I agree. Atelier training can't give you creativity (though it
can open your eyes), and it can't take it away.
The brochure for the classical realism studio where I received instruction stated very explicity --
"The work is not creative, and it is not intended to be.
" The goal was to be able to accurately depict the subject, whatever the subject.
In a sense, we were acquiring the "vocabulary" of art, but we remained responsible for telling our own story.
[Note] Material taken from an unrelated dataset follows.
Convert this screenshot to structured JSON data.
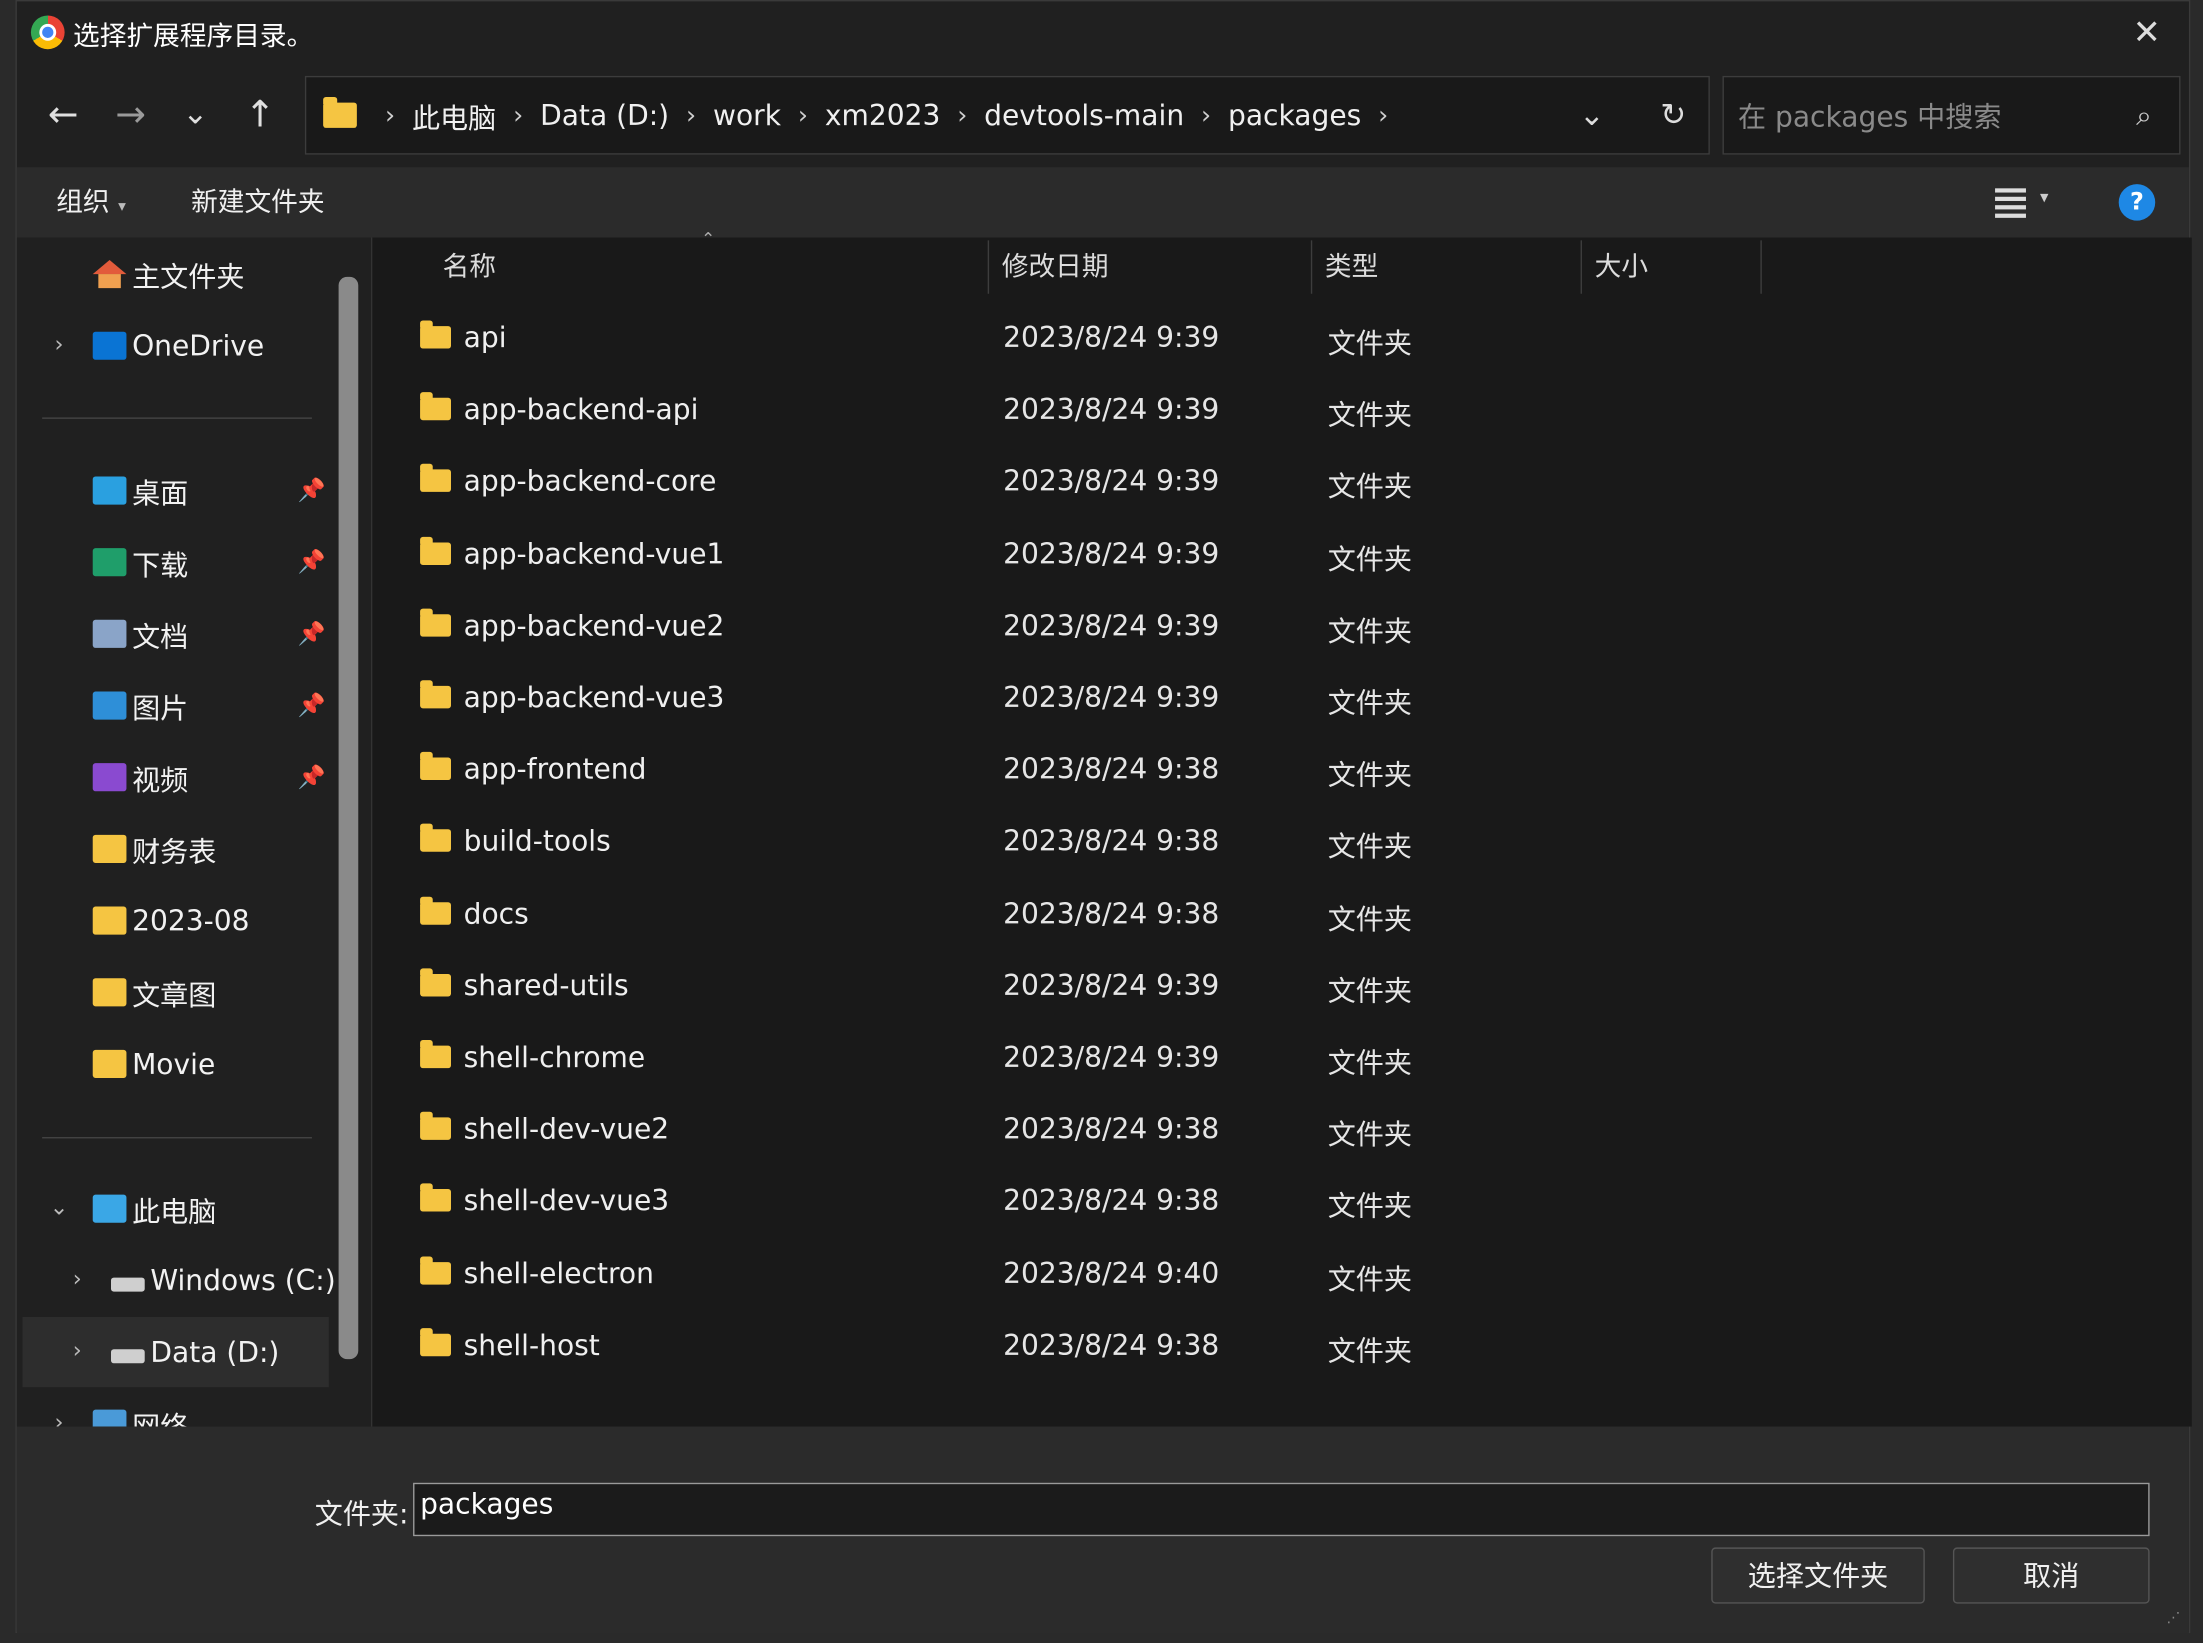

The only risk to creativity, if at all, is that one's discipleship and obeisance to the training become rigid and unmindful. If your "creative" self wants to use an unorthodox composition, or adjoin non-complementary colors, or put terry tea towels and screwdrivers into a classical fruit-and-flowers scene, and you stifle that impulse merely on the basis that "That's not the way it must be done, the way it's always been done," there might be a sense in which your new skills could be seen to be holding you back, creatively. I have seen it happen, so I'm not going to say it cannot, but I think it's rare that a well-trained artist would feel constrained to use his or her skills in such service. The natural instinct seems to be otherwise. It is music theory that allows one to improvise, not the absence of it.
By the way, the fact that most examples of atelier work are characterized by a very tight finish has to do largely with the nature of the training. One would be expected not to practice piano scales with only 70 per cent accuracy. There is however, in classical realism, a strong impressionist "school," which demands no less skill in seeing your subject than does the highly finished work we're more apt to associate with the term "classical realism."
Lastly, as for measuring, it's just a tool. The coffee table built by the master woodworker is not the measuring tape or T-square he used. Some studios train you in the use of plumb lines and calipers to assist the development of your eye, and others do not permit them, insisting that they simply impede the progress and that the sooner you internalize the tools, the better. One system isn't "right," and the other "wrong." In the teaching studio, the instructor's ability to stand in the same place the student was standing and use the same measuring device (I'm thinking of a length of thread, as in the sight-size demo
(here) I put together earlier) to double-check the student's work was an efficient means of "proving" to the untrained student (often resistant to instruction -- especially if a young male!) where he or she had gone wrong.
I'll bet Tony Ryder is still able to whip out some pretty fantastic quick sketches, "despite" his skill.